Lynne’s recent work combines fiction, nonfiction, and experimental modes. She has made more than 25 films that have been screened at the New York Film Festival, the Sundance Film Festival, the Toronto Images Festival, among others. They have also been exhibited at the Museum of Modern Art, the Whitney, Walker Art Center, Wexner Center for the Arts, and other national and international institutions. The Buenos Aires International Independent Film Festival (BAFICI), the New Cinema International Festival in Havana, and the China Women’s Film Festival have presented retrospectives of her films. She currently lives in Brooklyn, New York and is a part-time professor in the Art department at Princeton University.
Relevant information:
The workshop will be given in English and Spanish, an adequate level of the language is recommended
Students will have free access to the screening of the Monograph of the filmmaker Lynne Sachs, on Wednesday, May 25 at 7:30 p.m.
Shot over 35 years, the film looks at the life of the filmmaker’s father and the children, wives and girlfriends he left in his wake. The filmmaker presents the film on both screening days.
Film About a Father Who , by Lynne Sachs. United States, 2020. 74′. YOU
A kaleidoscopic portrait filmed between 1984 and 2019 in multiple formats – Super 8, 16mm, VHS and HD – in which Lynne Sachs delves into the controversial figure of her father, Ira Sachs Sr., a bon vivant from Utah, extravagant appearance, hotel industry entrepreneur, manipulator, selfish and charismatic seducer, who led a life full of secrets, had nine children (among them is also the filmmaker Ira Sachs Jr.) with five women, some of whom remained hidden for the rest of the family for years. The film reflects on the life of this man and how his decisions affected the whole family, and is also a suggestive study of the passage of time both in form and substance.
Lynne Sachs (USA, 1961) is a filmmaker, poet and artist based in New York. She received a BA in History with a minor in Art from Brown University (Providence). Her first contact with the world of cinema was in 1985 through the prestigious Flaherty seminar in New York. Later, she moved to San Francisco, where she made her first experiments in celluloid and began collaborating with filmmakers such as Bruce Conner, George Kuchar, Barbara Hammer, Craig Baldwin, Ernie Gehr and Gunvor Nelson. In 1989 she directed her first film De Ella Sermons and Sacred Pictures. Since then, she has developed a long career with more than 30 works and titles such as Investigation of a Flame (2003); The Small Ones (2007); orYour Day Is My Night (2013), with which he has participated in numerous festivals such as Sundance, NYFF, BAFICI, Sheffield Doc, Oberhausen or Tribeca.

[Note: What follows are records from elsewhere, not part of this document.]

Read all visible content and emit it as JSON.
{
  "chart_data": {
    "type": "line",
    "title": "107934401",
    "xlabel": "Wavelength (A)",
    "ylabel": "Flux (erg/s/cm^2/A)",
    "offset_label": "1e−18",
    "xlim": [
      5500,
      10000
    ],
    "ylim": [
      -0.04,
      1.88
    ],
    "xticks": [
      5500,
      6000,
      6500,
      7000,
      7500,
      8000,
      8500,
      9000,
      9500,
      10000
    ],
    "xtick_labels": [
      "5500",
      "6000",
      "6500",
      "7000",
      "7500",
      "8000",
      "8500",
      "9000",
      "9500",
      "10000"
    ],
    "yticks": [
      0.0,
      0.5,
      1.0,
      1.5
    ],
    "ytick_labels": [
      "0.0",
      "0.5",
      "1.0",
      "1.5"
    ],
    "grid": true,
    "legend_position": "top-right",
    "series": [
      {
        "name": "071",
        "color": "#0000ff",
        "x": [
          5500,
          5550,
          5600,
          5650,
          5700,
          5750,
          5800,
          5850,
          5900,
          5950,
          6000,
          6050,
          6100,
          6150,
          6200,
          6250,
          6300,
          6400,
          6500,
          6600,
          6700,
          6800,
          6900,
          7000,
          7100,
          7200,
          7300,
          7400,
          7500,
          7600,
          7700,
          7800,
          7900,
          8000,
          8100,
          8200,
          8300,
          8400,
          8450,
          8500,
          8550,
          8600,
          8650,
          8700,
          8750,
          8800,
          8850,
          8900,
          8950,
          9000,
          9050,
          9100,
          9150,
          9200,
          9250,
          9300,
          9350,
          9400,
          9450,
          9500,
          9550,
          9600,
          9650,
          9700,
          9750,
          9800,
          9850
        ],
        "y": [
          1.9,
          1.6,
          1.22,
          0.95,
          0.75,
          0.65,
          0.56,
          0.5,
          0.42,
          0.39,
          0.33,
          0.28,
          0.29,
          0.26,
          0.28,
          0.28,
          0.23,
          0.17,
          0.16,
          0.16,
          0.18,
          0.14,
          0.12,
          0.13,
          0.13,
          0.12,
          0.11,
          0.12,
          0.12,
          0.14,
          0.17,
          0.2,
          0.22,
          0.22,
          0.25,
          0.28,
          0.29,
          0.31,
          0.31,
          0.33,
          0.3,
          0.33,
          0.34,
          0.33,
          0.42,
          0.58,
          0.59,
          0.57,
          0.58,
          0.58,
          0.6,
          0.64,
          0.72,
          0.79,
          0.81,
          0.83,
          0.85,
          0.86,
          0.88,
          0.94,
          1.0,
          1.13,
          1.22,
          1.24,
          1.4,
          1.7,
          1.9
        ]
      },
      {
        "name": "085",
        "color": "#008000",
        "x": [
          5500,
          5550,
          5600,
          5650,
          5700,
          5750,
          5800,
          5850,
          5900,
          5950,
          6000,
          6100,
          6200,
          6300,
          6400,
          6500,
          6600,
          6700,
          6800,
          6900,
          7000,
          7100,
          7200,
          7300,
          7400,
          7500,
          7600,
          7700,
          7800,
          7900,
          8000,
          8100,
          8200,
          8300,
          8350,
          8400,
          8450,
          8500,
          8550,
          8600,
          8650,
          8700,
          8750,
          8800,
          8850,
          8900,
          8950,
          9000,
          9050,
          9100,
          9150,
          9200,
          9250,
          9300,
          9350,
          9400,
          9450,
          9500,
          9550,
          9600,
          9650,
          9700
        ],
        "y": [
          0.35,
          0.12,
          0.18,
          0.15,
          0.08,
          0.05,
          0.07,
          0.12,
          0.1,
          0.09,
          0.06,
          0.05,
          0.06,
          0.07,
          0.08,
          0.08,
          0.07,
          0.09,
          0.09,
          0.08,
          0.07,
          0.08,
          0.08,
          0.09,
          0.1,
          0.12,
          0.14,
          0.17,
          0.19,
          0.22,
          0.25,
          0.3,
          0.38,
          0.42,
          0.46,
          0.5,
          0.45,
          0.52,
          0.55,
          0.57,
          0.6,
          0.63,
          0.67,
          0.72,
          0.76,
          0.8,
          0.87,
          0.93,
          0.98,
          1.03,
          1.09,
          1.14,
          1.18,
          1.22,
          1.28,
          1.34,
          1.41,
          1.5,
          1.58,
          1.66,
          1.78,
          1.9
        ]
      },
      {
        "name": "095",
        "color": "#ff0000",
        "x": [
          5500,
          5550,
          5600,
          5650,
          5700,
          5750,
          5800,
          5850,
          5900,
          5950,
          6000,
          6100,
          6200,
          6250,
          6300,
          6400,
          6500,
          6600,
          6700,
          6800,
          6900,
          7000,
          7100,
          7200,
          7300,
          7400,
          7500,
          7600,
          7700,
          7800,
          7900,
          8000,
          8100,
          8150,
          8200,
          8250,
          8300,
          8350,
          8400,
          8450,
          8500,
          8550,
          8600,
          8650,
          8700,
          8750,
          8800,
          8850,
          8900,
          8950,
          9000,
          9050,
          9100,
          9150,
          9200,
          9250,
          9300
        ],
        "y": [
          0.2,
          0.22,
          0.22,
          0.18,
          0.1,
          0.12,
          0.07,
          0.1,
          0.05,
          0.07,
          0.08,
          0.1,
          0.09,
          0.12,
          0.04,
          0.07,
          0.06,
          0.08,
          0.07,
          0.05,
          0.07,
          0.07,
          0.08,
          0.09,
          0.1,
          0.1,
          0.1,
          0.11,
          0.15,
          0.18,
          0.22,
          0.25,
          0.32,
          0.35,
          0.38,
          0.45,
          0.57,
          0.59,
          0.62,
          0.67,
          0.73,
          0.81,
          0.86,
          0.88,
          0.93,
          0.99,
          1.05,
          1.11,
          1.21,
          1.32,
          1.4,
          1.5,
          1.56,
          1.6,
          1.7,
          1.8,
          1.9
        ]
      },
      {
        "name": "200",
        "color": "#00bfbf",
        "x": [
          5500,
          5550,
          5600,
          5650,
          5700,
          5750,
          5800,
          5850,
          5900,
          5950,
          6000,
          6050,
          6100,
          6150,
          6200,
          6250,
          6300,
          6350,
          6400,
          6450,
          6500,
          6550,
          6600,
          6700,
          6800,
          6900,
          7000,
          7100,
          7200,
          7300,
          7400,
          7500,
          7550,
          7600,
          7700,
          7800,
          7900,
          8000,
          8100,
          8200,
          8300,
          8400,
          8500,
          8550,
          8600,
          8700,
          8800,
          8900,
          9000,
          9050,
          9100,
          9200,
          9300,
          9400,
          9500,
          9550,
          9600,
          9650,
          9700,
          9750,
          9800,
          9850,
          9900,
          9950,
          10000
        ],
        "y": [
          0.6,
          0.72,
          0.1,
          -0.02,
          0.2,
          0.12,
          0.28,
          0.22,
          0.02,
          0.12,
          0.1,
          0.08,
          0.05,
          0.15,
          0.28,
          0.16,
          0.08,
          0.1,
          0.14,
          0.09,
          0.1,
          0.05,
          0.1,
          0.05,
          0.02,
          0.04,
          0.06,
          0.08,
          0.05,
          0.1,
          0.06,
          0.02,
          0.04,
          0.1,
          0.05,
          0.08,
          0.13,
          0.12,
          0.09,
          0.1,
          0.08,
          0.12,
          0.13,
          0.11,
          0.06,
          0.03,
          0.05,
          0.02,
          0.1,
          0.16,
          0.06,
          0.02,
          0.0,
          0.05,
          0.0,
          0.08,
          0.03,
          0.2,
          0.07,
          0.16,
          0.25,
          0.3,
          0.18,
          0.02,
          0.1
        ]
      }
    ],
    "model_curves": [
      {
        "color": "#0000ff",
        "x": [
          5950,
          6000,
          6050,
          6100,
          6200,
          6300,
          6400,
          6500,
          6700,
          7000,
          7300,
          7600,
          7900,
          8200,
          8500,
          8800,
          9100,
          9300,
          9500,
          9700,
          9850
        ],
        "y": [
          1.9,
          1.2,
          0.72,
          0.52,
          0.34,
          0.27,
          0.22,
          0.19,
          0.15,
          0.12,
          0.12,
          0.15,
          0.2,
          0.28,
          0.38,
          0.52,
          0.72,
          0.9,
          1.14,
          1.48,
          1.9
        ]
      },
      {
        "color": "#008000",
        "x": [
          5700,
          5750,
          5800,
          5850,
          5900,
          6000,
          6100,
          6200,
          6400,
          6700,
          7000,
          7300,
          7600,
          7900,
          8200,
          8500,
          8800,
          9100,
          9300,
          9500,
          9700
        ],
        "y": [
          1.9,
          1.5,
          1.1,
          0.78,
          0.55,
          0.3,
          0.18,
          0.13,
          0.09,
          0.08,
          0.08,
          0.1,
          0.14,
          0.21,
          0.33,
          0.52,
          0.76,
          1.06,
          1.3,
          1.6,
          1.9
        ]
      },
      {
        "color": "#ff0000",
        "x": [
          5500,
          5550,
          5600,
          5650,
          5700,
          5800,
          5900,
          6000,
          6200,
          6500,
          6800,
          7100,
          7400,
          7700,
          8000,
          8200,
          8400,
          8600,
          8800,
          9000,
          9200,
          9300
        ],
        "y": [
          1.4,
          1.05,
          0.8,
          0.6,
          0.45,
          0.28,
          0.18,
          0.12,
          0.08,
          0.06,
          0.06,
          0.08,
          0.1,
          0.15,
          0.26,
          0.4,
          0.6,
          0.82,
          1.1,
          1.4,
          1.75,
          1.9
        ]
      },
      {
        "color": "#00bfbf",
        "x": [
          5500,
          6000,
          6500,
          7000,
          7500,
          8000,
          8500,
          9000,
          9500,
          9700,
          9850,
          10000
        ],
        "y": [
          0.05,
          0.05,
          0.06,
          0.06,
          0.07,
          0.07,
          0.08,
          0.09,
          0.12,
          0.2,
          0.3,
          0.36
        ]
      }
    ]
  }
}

*Filmmaker Lynne Sachs presents the film on both screening days.
*Covid Protocol:
Please pay attention to the instructions of the staff of La Casa Encendida when entering or leaving the space.
The use of the mask is mandatory at all times.
We appreciate you making use of the hydroalcoholic gel located at the entrance of the center.
* La Casa Encendida, a safe space . We appreciate that you carefully read the sanitary measures adopted before attending the activity.